Sessions Payroll’s Failure To Report Income – Affecting Stand-ins in the U.S.

By | 2015-06-16T10:26:48+00:00 June 3rd, 2015|In the News, Lessons, Product Reviews, Recommendations, Stories, Tips|5 Comments

Have you worked as stand-in on a film or television set in the U.S.? If so, chances are you’ve been paid for work by Sessions Payroll. It has recently been discovered that Sessions Payroll has failed to report employee income to Social Security and the IRS.

What Is Sessions Payroll?

Sessions Payroll is a company that provides payroll services for film and television productions. Stand-ins and background actors who work on productions that use Sessions Payroll receive their pay checks and W-2’s from this company. Other names shown on W-2’s from Sessions Payroll include:

  • Firsthand Productions Inc.
  • RE Productions
  • Century Employer Organization LLC
  • Vast c/o Sessions
  • Tri-State c/o Sessions or Tristate Sessions

What Is the Problem?

A number of SAG-AFTRA members who have checked their records have found that their Sessions Payroll wages are missing from their Social Security records and IRS records. They have also found that their Sessions Payroll wages totals on their AFTRA H&R record are lower than the amount of actual pensionable wages they earned.

What Are the Implications?

If these records are incorrect, your retirement benefits and eligibility for health insurance and pension could be affected.

If you don’t get credit for all the money you’ve earned in your working years, you could receive lower payouts when you begin collecting Social Security benefits and pension payments.

You would not have been notified of this error by Social Security or by the IRS if your Sessions Payroll earnings were not reported.

What Should You Do?

Guide Front Page

A guide has been written to raise awareness of this serious issue with Sessions Payroll.

The Guide About Sessions Payroll’s Failure to Report Employee Income provides information about how to check your records, what to look for to find out if you have a discrepancy in your records, and how to get your records corrected.

View and download the guide here:

Or click here to download the guide directly.

More Information

The topic of Sessions Payroll reporting issues is covered in Episode 11 of The Acting Income Podcast.

Click here to listen to Episode 11 of The Acting Income Podcast.

Have you had a problem with Sessions Payroll? Have you received a W-2 from Sessions Payroll with a different name shown on it other than the ones listed above? If so, comment below.

About the Author:

Sara DeRosa (Senior Contributor, Stand-In Central) has worked as an actor and a stand-in on numerous television and film sets in New York City. She is a member of SAG-AFTRA and a graduate of the two-year conservatory program at The New York Conservatory for Dramatic Arts. Sara has been featured as an unsung hero on Entertainment Tonight and in the ELLE Magazine Women In Hollywood issue for her stand-in work. Sara loves living in New York City, and her favorite sets she has worked on are Madam Secretary, Gossip Girl, and The Amazing Spider-Man 2.

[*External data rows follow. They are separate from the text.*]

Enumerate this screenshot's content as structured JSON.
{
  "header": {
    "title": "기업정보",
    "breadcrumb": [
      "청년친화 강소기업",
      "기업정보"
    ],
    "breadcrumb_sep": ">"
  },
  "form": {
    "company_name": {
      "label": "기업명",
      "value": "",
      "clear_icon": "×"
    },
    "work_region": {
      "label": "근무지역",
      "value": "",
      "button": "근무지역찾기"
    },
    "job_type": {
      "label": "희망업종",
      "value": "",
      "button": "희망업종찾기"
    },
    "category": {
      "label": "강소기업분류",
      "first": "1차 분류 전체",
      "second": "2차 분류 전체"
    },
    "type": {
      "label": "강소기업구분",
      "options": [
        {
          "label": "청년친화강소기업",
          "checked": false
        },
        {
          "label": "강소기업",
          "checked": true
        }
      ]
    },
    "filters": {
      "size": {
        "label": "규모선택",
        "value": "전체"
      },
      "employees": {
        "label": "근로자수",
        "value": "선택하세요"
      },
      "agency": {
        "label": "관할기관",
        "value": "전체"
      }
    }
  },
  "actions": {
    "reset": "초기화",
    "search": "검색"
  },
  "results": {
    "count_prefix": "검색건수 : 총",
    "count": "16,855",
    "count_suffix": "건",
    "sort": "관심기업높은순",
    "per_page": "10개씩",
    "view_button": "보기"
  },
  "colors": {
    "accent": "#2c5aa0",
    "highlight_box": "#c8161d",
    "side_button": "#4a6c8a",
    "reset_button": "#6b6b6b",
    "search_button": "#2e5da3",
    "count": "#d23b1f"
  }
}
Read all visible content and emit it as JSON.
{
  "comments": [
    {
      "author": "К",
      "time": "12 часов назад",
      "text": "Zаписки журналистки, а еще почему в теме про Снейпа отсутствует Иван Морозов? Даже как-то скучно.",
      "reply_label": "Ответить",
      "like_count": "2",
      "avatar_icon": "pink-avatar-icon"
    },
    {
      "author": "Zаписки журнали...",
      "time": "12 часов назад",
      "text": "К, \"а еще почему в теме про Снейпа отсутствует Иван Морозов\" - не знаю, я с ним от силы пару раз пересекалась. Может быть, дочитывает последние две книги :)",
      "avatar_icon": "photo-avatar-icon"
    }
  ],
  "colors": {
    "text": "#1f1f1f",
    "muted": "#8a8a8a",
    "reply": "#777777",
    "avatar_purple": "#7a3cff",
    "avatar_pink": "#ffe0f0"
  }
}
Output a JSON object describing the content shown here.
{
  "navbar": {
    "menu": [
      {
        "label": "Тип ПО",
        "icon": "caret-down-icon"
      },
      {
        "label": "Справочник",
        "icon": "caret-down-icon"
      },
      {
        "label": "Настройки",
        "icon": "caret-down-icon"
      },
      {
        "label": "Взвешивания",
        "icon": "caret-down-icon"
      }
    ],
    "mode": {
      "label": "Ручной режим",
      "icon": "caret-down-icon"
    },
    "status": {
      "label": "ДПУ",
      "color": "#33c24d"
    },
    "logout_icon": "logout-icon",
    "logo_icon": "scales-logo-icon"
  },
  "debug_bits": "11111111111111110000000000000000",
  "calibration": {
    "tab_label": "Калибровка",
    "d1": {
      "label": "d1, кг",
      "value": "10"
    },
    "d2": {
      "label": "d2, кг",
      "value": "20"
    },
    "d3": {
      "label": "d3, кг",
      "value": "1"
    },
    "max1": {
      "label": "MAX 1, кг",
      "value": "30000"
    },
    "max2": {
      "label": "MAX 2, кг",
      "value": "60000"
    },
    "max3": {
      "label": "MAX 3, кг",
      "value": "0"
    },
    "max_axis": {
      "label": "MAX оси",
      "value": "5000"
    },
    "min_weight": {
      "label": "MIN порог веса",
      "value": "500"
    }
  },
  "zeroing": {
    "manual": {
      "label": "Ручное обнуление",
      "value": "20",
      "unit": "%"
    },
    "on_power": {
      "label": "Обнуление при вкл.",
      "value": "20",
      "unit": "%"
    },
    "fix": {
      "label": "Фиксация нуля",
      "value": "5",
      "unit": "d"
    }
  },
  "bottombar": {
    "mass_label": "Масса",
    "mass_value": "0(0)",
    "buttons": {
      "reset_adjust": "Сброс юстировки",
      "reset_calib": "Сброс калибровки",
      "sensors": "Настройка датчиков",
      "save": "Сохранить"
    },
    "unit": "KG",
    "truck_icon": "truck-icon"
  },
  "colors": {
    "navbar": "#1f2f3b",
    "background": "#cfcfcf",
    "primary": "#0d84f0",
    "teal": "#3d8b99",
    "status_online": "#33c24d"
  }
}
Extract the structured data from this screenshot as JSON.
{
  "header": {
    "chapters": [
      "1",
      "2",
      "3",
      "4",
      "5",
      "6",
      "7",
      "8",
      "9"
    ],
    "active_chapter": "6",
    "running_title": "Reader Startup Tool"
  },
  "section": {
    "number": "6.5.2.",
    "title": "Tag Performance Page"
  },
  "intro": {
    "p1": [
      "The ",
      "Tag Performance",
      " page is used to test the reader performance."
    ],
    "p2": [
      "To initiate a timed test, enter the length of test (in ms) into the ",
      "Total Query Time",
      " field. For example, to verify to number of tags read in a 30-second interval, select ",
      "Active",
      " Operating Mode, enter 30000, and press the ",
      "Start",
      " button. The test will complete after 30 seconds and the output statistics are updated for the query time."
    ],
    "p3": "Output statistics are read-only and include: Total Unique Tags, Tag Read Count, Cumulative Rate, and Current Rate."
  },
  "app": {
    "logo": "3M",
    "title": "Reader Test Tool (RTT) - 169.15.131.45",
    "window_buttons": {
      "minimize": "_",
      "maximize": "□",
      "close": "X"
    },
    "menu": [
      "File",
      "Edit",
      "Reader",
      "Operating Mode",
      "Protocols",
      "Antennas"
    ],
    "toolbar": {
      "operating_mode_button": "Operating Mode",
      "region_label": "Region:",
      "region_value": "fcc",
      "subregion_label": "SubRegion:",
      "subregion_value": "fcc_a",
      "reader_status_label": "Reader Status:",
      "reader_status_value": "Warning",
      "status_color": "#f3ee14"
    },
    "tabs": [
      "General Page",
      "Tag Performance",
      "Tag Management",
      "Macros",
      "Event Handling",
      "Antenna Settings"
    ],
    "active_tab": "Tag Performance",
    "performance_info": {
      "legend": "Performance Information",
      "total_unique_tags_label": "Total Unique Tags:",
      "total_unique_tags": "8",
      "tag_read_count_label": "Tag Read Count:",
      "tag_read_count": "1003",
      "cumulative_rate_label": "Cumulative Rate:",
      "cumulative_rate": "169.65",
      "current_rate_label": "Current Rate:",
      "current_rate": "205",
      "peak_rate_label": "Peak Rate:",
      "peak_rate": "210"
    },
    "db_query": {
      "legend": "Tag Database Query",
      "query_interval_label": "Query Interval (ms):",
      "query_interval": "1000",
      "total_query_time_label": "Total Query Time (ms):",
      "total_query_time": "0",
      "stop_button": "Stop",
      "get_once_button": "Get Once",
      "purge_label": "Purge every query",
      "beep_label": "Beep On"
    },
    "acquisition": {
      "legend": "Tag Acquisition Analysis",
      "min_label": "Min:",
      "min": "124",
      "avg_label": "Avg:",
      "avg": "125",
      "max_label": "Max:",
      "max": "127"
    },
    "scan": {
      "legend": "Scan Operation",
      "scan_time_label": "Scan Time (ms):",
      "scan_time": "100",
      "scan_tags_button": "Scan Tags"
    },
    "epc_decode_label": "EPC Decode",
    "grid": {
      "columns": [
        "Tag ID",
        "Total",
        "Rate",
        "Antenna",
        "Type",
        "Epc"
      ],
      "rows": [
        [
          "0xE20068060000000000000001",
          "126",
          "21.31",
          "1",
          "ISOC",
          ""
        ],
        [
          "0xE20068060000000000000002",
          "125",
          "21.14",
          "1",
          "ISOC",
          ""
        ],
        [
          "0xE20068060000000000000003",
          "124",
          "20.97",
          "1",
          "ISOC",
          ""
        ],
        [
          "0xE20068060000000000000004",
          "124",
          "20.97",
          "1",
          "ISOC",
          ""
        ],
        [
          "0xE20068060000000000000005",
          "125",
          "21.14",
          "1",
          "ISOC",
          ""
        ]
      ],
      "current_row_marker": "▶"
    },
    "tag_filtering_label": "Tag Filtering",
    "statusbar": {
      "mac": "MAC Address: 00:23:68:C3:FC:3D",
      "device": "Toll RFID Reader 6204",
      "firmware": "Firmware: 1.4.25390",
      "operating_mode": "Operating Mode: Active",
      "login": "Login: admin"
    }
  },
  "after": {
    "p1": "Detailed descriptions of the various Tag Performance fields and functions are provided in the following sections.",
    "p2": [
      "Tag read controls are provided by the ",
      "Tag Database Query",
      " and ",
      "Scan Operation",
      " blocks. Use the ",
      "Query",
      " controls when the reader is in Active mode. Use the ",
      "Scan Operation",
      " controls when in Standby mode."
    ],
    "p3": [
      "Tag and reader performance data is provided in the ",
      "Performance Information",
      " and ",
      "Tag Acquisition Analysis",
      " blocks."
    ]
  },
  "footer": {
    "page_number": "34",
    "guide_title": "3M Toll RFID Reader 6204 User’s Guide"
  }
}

  1. SANDY MEYERS June 5, 2015 at 10:27 pm

    Nice little article. I’ve been an extra there too. So where is your proof? All you say is, “A number of SAG-AFTRA people have reported the same.” Where is that reported and what are you asking people to do?

  2. Ben Hauck, Editor June 6, 2015 at 7:38 am

    Hi Sandy,

    A great question. I’m one of the people this issue affected. Sara explains in the podcast episode more about the issue. I’d recommend checking to see whether it affects you. For most people it takes just a few minutes to check to see whether it could. A trip to the Social Security office will verify whether it does.


  3. Hannah December 1, 2016 at 2:09 pm

    Hannah Sawyer,

    I have worked in New York for some of the company’s listed on Stand In Central, I had an issue with my W2 in 2013 and the explanation I received was the W2 company had an issues with the upload to Social Security. I called the company I worked for and they were very quick to correct the W2 problem, I have not had any problems with any of my wages or taxes being reported in any other years.


  4. Ben Hauck, Editor December 1, 2016 at 8:30 pm

    Hi Hannah,

    Thank you for reading and for your comment. The above post deals with wage reporting, not issues with W-2s. The issue is whether your wages were reported to the IRS, and then subsequently reported by the IRS to the Social Security Administration.

    When you look at your Social Security Earnings Record, all is likely fine with respect to the above if all of your Sessions-related wages were reported each year you worked on a Sessions job. If your Sessions wages are missing, there is reason to investigate to ensure your Social Security Earnings Record is up to date and includes Sessions wages. For instructions on how to do that, listen to the podcast episode and/or download the guide.